エギングでは、ただキャストしてシャクるだけではなく、アオリイカが定位している層までエギを沈めることが極めて重要です。
エギが棚から外れるとどうなる?
・アオリイカがボトムに張り付いているのに、中層でシャクっても反応しない
・逆に表層近くで捕食しているのに、底ベタを引いていても抱かない
・時間帯や潮流で棚は刻々と変化するため、常に調整が必要
つまり、エギを正しい棚に届けることこそが、アオリイカを釣るための絶対条件なのです。
エギングで棚を無視すると釣れない理由
1. アオリイカは「居る場所」でしか釣れない
アオリイカはフィッシュイーターのように高速で広範囲を泳ぎ回ることは少なく、一定の層や地形に居着きます。
そのため、棚を外すとアピールが届かず、釣果ゼロに終わります。
2. アクションだけでは誘いきれない
シャクリで派手に動かしても、そもそもイカの視界に入っていなければ意味がありません。

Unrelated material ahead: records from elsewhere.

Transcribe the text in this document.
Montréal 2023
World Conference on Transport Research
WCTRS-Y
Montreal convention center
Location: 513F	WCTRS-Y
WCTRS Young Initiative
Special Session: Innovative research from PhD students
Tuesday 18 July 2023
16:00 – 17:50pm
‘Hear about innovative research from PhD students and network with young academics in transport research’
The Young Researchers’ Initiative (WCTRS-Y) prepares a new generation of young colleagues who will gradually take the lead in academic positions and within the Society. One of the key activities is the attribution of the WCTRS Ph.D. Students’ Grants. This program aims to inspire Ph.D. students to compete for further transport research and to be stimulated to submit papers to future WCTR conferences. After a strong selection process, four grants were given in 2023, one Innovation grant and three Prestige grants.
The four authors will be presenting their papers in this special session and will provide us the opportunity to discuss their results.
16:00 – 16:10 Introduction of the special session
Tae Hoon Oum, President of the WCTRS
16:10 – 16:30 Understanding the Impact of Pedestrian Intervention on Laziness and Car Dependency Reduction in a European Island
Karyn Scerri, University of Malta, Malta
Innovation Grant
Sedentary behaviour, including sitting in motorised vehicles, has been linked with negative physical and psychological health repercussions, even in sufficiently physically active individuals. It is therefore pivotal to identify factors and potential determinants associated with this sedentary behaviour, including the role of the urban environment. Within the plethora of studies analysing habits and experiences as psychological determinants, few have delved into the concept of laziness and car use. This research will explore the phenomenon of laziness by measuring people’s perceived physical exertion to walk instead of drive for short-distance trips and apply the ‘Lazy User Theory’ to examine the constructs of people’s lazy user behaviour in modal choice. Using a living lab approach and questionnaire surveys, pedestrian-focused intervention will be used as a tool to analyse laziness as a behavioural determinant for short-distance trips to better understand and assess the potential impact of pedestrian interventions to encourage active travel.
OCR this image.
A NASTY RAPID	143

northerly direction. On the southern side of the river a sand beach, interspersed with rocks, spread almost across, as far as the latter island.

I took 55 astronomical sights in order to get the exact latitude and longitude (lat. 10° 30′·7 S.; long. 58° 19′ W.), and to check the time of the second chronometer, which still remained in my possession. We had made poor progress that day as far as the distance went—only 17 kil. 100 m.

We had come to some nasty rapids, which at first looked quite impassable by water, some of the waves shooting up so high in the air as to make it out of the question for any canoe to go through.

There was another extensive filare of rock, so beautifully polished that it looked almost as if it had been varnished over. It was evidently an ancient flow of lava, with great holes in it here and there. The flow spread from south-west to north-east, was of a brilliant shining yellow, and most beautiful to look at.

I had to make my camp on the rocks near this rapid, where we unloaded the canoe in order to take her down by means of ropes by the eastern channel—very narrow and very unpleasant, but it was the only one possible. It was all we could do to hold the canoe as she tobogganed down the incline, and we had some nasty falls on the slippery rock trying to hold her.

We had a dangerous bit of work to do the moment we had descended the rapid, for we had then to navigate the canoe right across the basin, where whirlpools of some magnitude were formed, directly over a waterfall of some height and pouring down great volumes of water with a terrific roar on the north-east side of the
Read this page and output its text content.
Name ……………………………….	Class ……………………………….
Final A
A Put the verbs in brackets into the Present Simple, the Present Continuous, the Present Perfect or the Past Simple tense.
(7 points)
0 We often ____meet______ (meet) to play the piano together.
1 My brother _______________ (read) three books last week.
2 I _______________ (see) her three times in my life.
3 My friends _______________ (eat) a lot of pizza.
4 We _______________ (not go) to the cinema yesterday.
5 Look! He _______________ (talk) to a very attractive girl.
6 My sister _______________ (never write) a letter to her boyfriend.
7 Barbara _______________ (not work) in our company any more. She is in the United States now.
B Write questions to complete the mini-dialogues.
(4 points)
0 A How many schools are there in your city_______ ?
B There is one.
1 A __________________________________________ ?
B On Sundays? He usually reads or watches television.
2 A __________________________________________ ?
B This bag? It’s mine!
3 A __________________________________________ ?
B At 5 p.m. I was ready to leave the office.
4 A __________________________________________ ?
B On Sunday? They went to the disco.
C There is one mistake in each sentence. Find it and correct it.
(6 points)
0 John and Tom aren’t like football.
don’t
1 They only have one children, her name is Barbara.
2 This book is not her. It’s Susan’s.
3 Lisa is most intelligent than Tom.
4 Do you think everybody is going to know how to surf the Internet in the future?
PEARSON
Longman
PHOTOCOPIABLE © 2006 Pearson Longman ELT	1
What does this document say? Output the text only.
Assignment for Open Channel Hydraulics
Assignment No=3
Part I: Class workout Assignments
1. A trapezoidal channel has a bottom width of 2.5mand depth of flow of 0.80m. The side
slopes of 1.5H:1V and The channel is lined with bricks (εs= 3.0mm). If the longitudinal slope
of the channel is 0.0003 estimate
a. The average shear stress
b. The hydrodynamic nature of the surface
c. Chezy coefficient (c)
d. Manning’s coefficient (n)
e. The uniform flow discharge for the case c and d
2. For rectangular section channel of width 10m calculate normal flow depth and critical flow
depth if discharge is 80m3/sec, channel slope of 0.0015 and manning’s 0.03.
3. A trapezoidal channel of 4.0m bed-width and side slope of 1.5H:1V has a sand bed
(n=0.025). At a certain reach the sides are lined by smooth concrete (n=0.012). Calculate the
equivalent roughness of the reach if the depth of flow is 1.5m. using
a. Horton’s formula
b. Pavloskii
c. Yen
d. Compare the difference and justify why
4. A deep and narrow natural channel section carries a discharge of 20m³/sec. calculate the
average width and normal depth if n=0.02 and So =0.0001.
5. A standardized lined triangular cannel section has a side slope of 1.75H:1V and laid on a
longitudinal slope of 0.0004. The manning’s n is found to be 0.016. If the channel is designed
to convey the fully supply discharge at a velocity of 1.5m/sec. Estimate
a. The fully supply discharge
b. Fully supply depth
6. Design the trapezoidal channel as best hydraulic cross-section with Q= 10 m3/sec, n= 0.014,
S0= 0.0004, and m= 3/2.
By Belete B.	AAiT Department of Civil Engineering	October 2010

エギの存在を見せるためには、まず 同じ水深にいること が大前提です。
3. 季節や時間帯で棚は変化する
・秋イカ(新子)は比較的浅いレンジで回遊
・春の親イカはボトム付近に定位
・夜明け直後は中層に浮くこともある
このように、シーズンや時間帯によって狙う棚は変わります。
エギングにおける棚合わせの具体的な方法
1. カウントダウンで沈下時間を把握
エギの沈下速度は号数やタイプによって異なります。
例:エギ王3.5号(ノーマル)なら1m沈むのに約3秒。
キャスト後にラインテンションを軽く張りながら沈下をカウントし、狙う水深まで落としましょう。
2. ボトムを基準に組み立てる
まずはエギを着底させて、底を取ります。
そこからしゃくりとフォールを繰り返し、徐々にレンジを探ることで、その日の当たり棚を見つけることができます。
3. ヒットレンジを再現する
アタリが出た水深を覚えておき、以後はそのレンジを重点的に攻めます。
アオリイカは群れで定位することが多いため、一匹釣れた棚は連発のチャンスです。
初心者に多い失敗例
・常に同じパターンでシャクっている
・着底を取らず、どの棚を通しているか分からない
・表層〜中層を適当に探って終わり
これではアオリイカに出会える確率は大幅に下がります。
「釣れない」と感じている人の多くは、実は棚が合っていないだけなのです。
棚合わせを意識すると釣果はこう変わる
実際に、同じポイントで隣同士で釣っていても、棚を意識するかどうかで釣果は大きく変わります。
・棚が合ったエギンガー:5杯以上ヒット
・棚を無視したエギンガー:1杯も釣れず
これは決して珍しい話ではなく、エギングの現場では日常的に起こっています。
まとめ
エギングといえば「シャクリの派手さ」に注目されがちですが、実際の釣果を決めるのは 棚合わせ です。
アオリイカは気まぐれに泳ぎ回るのではなく、一定のレンジに定位します。
・まずは沈下速度を把握し、カウントダウンで狙う棚に届ける
・着底を基準にし、徐々に探って当たり棚を見つける
・ヒットレンジを再現して連発を狙う
この3つを意識するだけで、釣果は劇的に変わります。
「ひたすら竿をしゃくる」だけでは釣れません。
エギングの本質は、イカのいる棚にエギを届けること。
この基本を押さえることが、初心者脱却への第一歩となるのです。